U.S. gold futures dropped by 1.1% to $1,748.60 an ounce while spot gold prices went down by 0.7% to $1,715.02 an ounce as of 0643 GMT. During the previous session, spot prices soared to its highest level since November 2012 at $1,746.50 an ounce. And earlier in today’s session, it was priced at $1,727.59 per ounce as of 0042 GMT.
According to OANDA’s senior market analyst Jeffrey Halley, the yellow metal appears to be consolidating at the top of its current price range but it remains supported by so much uncertainty. Central banks’ current policy actions and economic stimulus are lifting the demand and price of gold because low interest rates reduce the cost of holding gold. In addition, gold is considered as a hedge against currency debasement and inflation.
The COVID-19 pandemic has already infected close to 2 million and killed more than 120,000 people. It has forced many countries to temporarily stop economic activities. In the UK, budget forecasters predict that the economy will contract by 13% in 2020 and the country may experience its deepest recession in more than 300 years. Globally, the International Monetary Fund forecast a 3% decline in global economic growth due to the pandemic.
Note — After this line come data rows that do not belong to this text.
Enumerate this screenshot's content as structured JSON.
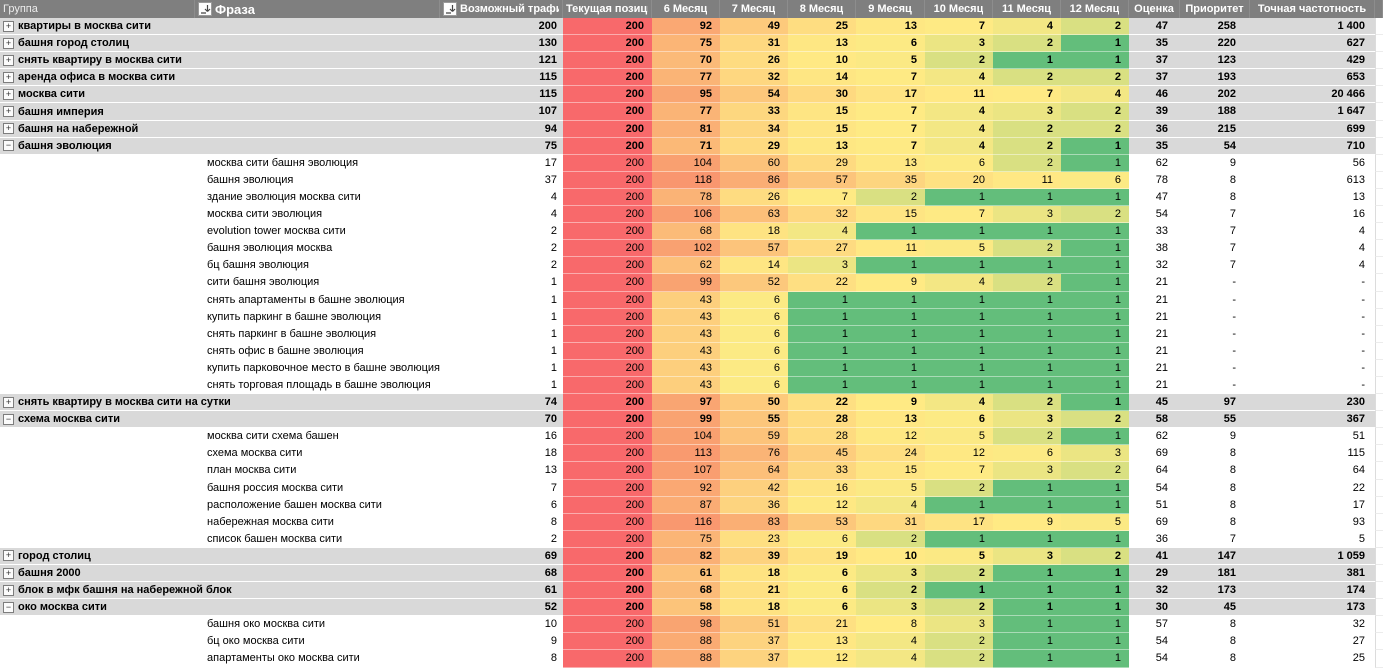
{
  "header": {
    "columns": [
      {
        "key": "group",
        "label": "Группа"
      },
      {
        "key": "phrase",
        "label": "Фраза",
        "has_filter": true
      },
      {
        "key": "possible-traffic",
        "label": "Возможный трафик",
        "has_filter": true
      },
      {
        "key": "current-position",
        "label": "Текущая позиция"
      },
      {
        "key": "month-6",
        "label": "6 Месяц"
      },
      {
        "key": "month-7",
        "label": "7 Месяц"
      },
      {
        "key": "month-8",
        "label": "8 Месяц"
      },
      {
        "key": "month-9",
        "label": "9 Месяц"
      },
      {
        "key": "month-10",
        "label": "10 Месяц"
      },
      {
        "key": "month-11",
        "label": "11 Месяц"
      },
      {
        "key": "month-12",
        "label": "12 Месяц"
      },
      {
        "key": "score",
        "label": "Оценка"
      },
      {
        "key": "priority",
        "label": "Приоритет"
      },
      {
        "key": "exact-frequency",
        "label": "Точная частотность"
      },
      {
        "key": "scroll-stub",
        "label": ""
      }
    ]
  },
  "icons": {
    "filter_sort": "down-arrow-with-bar",
    "expand_collapsed": "+",
    "expand_expanded": "−"
  },
  "colors": {
    "header_bg": "#7F7F7F",
    "group_row_bg": "#D9D9D9",
    "heat_red": "#F8696B",
    "heat_yellow": "#FFEB84",
    "heat_green": "#63BE7B",
    "heat_scale": [
      [
        1,
        "#63BE7B"
      ],
      [
        2,
        "#D9E082"
      ],
      [
        3,
        "#EBE583"
      ],
      [
        5,
        "#FBE984"
      ],
      [
        8,
        "#FFEB84"
      ],
      [
        15,
        "#FEE583"
      ],
      [
        25,
        "#FEDD81"
      ],
      [
        40,
        "#FDD17E"
      ],
      [
        60,
        "#FCC27A"
      ],
      [
        80,
        "#FAB175"
      ],
      [
        105,
        "#F99F70"
      ],
      [
        140,
        "#F9886D"
      ],
      [
        200,
        "#F8696B"
      ]
    ]
  },
  "table": {
    "rows": [
      {
        "type": "group",
        "expand": "+",
        "phrase": "квартиры в москва сити",
        "traffic": "200",
        "values": [
          200,
          92,
          49,
          25,
          13,
          7,
          4,
          2
        ],
        "score": "47",
        "priority": "258",
        "freq": "1 400"
      },
      {
        "type": "group",
        "expand": "+",
        "phrase": "башня город столиц",
        "traffic": "130",
        "values": [
          200,
          75,
          31,
          13,
          6,
          3,
          2,
          1
        ],
        "score": "35",
        "priority": "220",
        "freq": "627"
      },
      {
        "type": "group",
        "expand": "+",
        "phrase": "снять квартиру в москва сити",
        "traffic": "121",
        "values": [
          200,
          70,
          26,
          10,
          5,
          2,
          1,
          1
        ],
        "score": "37",
        "priority": "123",
        "freq": "429"
      },
      {
        "type": "group",
        "expand": "+",
        "phrase": "аренда офиса в москва сити",
        "traffic": "115",
        "values": [
          200,
          77,
          32,
          14,
          7,
          4,
          2,
          2
        ],
        "score": "37",
        "priority": "193",
        "freq": "653"
      },
      {
        "type": "group",
        "expand": "+",
        "phrase": "москва сити",
        "traffic": "115",
        "values": [
          200,
          95,
          54,
          30,
          17,
          11,
          7,
          4
        ],
        "score": "46",
        "priority": "202",
        "freq": "20 466"
      },
      {
        "type": "group",
        "expand": "+",
        "phrase": "башня империя",
        "traffic": "107",
        "values": [
          200,
          77,
          33,
          15,
          7,
          4,
          3,
          2
        ],
        "score": "39",
        "priority": "188",
        "freq": "1 647"
      },
      {
        "type": "group",
        "expand": "+",
        "phrase": "башня на набережной",
        "traffic": "94",
        "values": [
          200,
          81,
          34,
          15,
          7,
          4,
          2,
          2
        ],
        "score": "36",
        "priority": "215",
        "freq": "699"
      },
      {
        "type": "group",
        "expand": "−",
        "phrase": "башня эволюция",
        "traffic": "75",
        "values": [
          200,
          71,
          29,
          13,
          7,
          4,
          2,
          1
        ],
        "score": "35",
        "priority": "54",
        "freq": "710"
      },
      {
        "type": "child",
        "phrase": "москва сити башня эволюция",
        "traffic": "17",
        "values": [
          200,
          104,
          60,
          29,
          13,
          6,
          2,
          1
        ],
        "score": "62",
        "priority": "9",
        "freq": "56"
      },
      {
        "type": "child",
        "phrase": "башня эволюция",
        "traffic": "37",
        "values": [
          200,
          118,
          86,
          57,
          35,
          20,
          11,
          6
        ],
        "score": "78",
        "priority": "8",
        "freq": "613"
      },
      {
        "type": "child",
        "phrase": "здание эволюция москва сити",
        "traffic": "4",
        "values": [
          200,
          78,
          26,
          7,
          2,
          1,
          1,
          1
        ],
        "score": "47",
        "priority": "8",
        "freq": "13"
      },
      {
        "type": "child",
        "phrase": "москва сити эволюция",
        "traffic": "4",
        "values": [
          200,
          106,
          63,
          32,
          15,
          7,
          3,
          2
        ],
        "score": "54",
        "priority": "7",
        "freq": "16"
      },
      {
        "type": "child",
        "phrase": "evolution tower москва сити",
        "traffic": "2",
        "values": [
          200,
          68,
          18,
          4,
          1,
          1,
          1,
          1
        ],
        "score": "33",
        "priority": "7",
        "freq": "4"
      },
      {
        "type": "child",
        "phrase": "башня эволюция москва",
        "traffic": "2",
        "values": [
          200,
          102,
          57,
          27,
          11,
          5,
          2,
          1
        ],
        "score": "38",
        "priority": "7",
        "freq": "4"
      },
      {
        "type": "child",
        "phrase": "бц башня эволюция",
        "traffic": "2",
        "values": [
          200,
          62,
          14,
          3,
          1,
          1,
          1,
          1
        ],
        "score": "32",
        "priority": "7",
        "freq": "4"
      },
      {
        "type": "child",
        "phrase": "сити башня эволюция",
        "traffic": "1",
        "values": [
          200,
          99,
          52,
          22,
          9,
          4,
          2,
          1
        ],
        "score": "21",
        "priority": "-",
        "freq": "-"
      },
      {
        "type": "child",
        "phrase": "снять апартаменты в башне эволюция",
        "traffic": "1",
        "values": [
          200,
          43,
          6,
          1,
          1,
          1,
          1,
          1
        ],
        "score": "21",
        "priority": "-",
        "freq": "-"
      },
      {
        "type": "child",
        "phrase": "купить паркинг в башне эволюция",
        "traffic": "1",
        "values": [
          200,
          43,
          6,
          1,
          1,
          1,
          1,
          1
        ],
        "score": "21",
        "priority": "-",
        "freq": "-"
      },
      {
        "type": "child",
        "phrase": "снять паркинг в башне эволюция",
        "traffic": "1",
        "values": [
          200,
          43,
          6,
          1,
          1,
          1,
          1,
          1
        ],
        "score": "21",
        "priority": "-",
        "freq": "-"
      },
      {
        "type": "child",
        "phrase": "снять офис в башне эволюция",
        "traffic": "1",
        "values": [
          200,
          43,
          6,
          1,
          1,
          1,
          1,
          1
        ],
        "score": "21",
        "priority": "-",
        "freq": "-"
      },
      {
        "type": "child",
        "phrase": "купить парковочное место в башне эволюция",
        "traffic": "1",
        "values": [
          200,
          43,
          6,
          1,
          1,
          1,
          1,
          1
        ],
        "score": "21",
        "priority": "-",
        "freq": "-"
      },
      {
        "type": "child",
        "phrase": "снять торговая площадь в башне эволюция",
        "traffic": "1",
        "values": [
          200,
          43,
          6,
          1,
          1,
          1,
          1,
          1
        ],
        "score": "21",
        "priority": "-",
        "freq": "-"
      },
      {
        "type": "group",
        "expand": "+",
        "phrase": "снять квартиру в москва сити на сутки",
        "traffic": "74",
        "values": [
          200,
          97,
          50,
          22,
          9,
          4,
          2,
          1
        ],
        "score": "45",
        "priority": "97",
        "freq": "230"
      },
      {
        "type": "group",
        "expand": "−",
        "phrase": "схема москва сити",
        "traffic": "70",
        "values": [
          200,
          99,
          55,
          28,
          13,
          6,
          3,
          2
        ],
        "score": "58",
        "priority": "55",
        "freq": "367"
      },
      {
        "type": "child",
        "phrase": "москва сити схема башен",
        "traffic": "16",
        "values": [
          200,
          104,
          59,
          28,
          12,
          5,
          2,
          1
        ],
        "score": "62",
        "priority": "9",
        "freq": "51"
      },
      {
        "type": "child",
        "phrase": "схема москва сити",
        "traffic": "18",
        "values": [
          200,
          113,
          76,
          45,
          24,
          12,
          6,
          3
        ],
        "score": "69",
        "priority": "8",
        "freq": "115"
      },
      {
        "type": "child",
        "phrase": "план москва сити",
        "traffic": "13",
        "values": [
          200,
          107,
          64,
          33,
          15,
          7,
          3,
          2
        ],
        "score": "64",
        "priority": "8",
        "freq": "64"
      },
      {
        "type": "child",
        "phrase": "башня россия москва сити",
        "traffic": "7",
        "values": [
          200,
          92,
          42,
          16,
          5,
          2,
          1,
          1
        ],
        "score": "54",
        "priority": "8",
        "freq": "22"
      },
      {
        "type": "child",
        "phrase": "расположение башен москва сити",
        "traffic": "6",
        "values": [
          200,
          87,
          36,
          12,
          4,
          1,
          1,
          1
        ],
        "score": "51",
        "priority": "8",
        "freq": "17"
      },
      {
        "type": "child",
        "phrase": "набережная москва сити",
        "traffic": "8",
        "values": [
          200,
          116,
          83,
          53,
          31,
          17,
          9,
          5
        ],
        "score": "69",
        "priority": "8",
        "freq": "93"
      },
      {
        "type": "child",
        "phrase": "список башен москва сити",
        "traffic": "2",
        "values": [
          200,
          75,
          23,
          6,
          2,
          1,
          1,
          1
        ],
        "score": "36",
        "priority": "7",
        "freq": "5"
      },
      {
        "type": "group",
        "expand": "+",
        "phrase": "город столиц",
        "traffic": "69",
        "values": [
          200,
          82,
          39,
          19,
          10,
          5,
          3,
          2
        ],
        "score": "41",
        "priority": "147",
        "freq": "1 059"
      },
      {
        "type": "group",
        "expand": "+",
        "phrase": "башня 2000",
        "traffic": "68",
        "values": [
          200,
          61,
          18,
          6,
          3,
          2,
          1,
          1
        ],
        "score": "29",
        "priority": "181",
        "freq": "381"
      },
      {
        "type": "group",
        "expand": "+",
        "phrase": "блок в мфк башня на набережной блок",
        "traffic": "61",
        "values": [
          200,
          68,
          21,
          6,
          2,
          1,
          1,
          1
        ],
        "score": "32",
        "priority": "173",
        "freq": "174"
      },
      {
        "type": "group",
        "expand": "−",
        "phrase": "око москва сити",
        "traffic": "52",
        "values": [
          200,
          58,
          18,
          6,
          3,
          2,
          1,
          1
        ],
        "score": "30",
        "priority": "45",
        "freq": "173"
      },
      {
        "type": "child",
        "phrase": "башня око москва сити",
        "traffic": "10",
        "values": [
          200,
          98,
          51,
          21,
          8,
          3,
          1,
          1
        ],
        "score": "57",
        "priority": "8",
        "freq": "32"
      },
      {
        "type": "child",
        "phrase": "бц око москва сити",
        "traffic": "9",
        "values": [
          200,
          88,
          37,
          13,
          4,
          2,
          1,
          1
        ],
        "score": "54",
        "priority": "8",
        "freq": "27"
      },
      {
        "type": "child",
        "phrase": "апартаменты око москва сити",
        "traffic": "8",
        "values": [
          200,
          88,
          37,
          12,
          4,
          2,
          1,
          1
        ],
        "score": "54",
        "priority": "8",
        "freq": "25"
      }
    ]
  }
}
Meanwhile, U.S., President Donald Trump has floated the idea of reopening business operations and restarting the economy on May 1. But National Institute of Allergy and Infectious Diseases director Anthony Fauci said that the target date is “overly optimistic.” He explained that health officials must be able to quickly test for COVID-19 and track new infections before physical distancing measures can be lifted.
In a related development, the holdings of the largest gold-backed exchange-traded fund in the world SPDR Gold Trust has surged to 1,017.59 tons. This is close to its highest inventory level since May 2013. The continued inflows reflect investors’ interest in the yellow metal.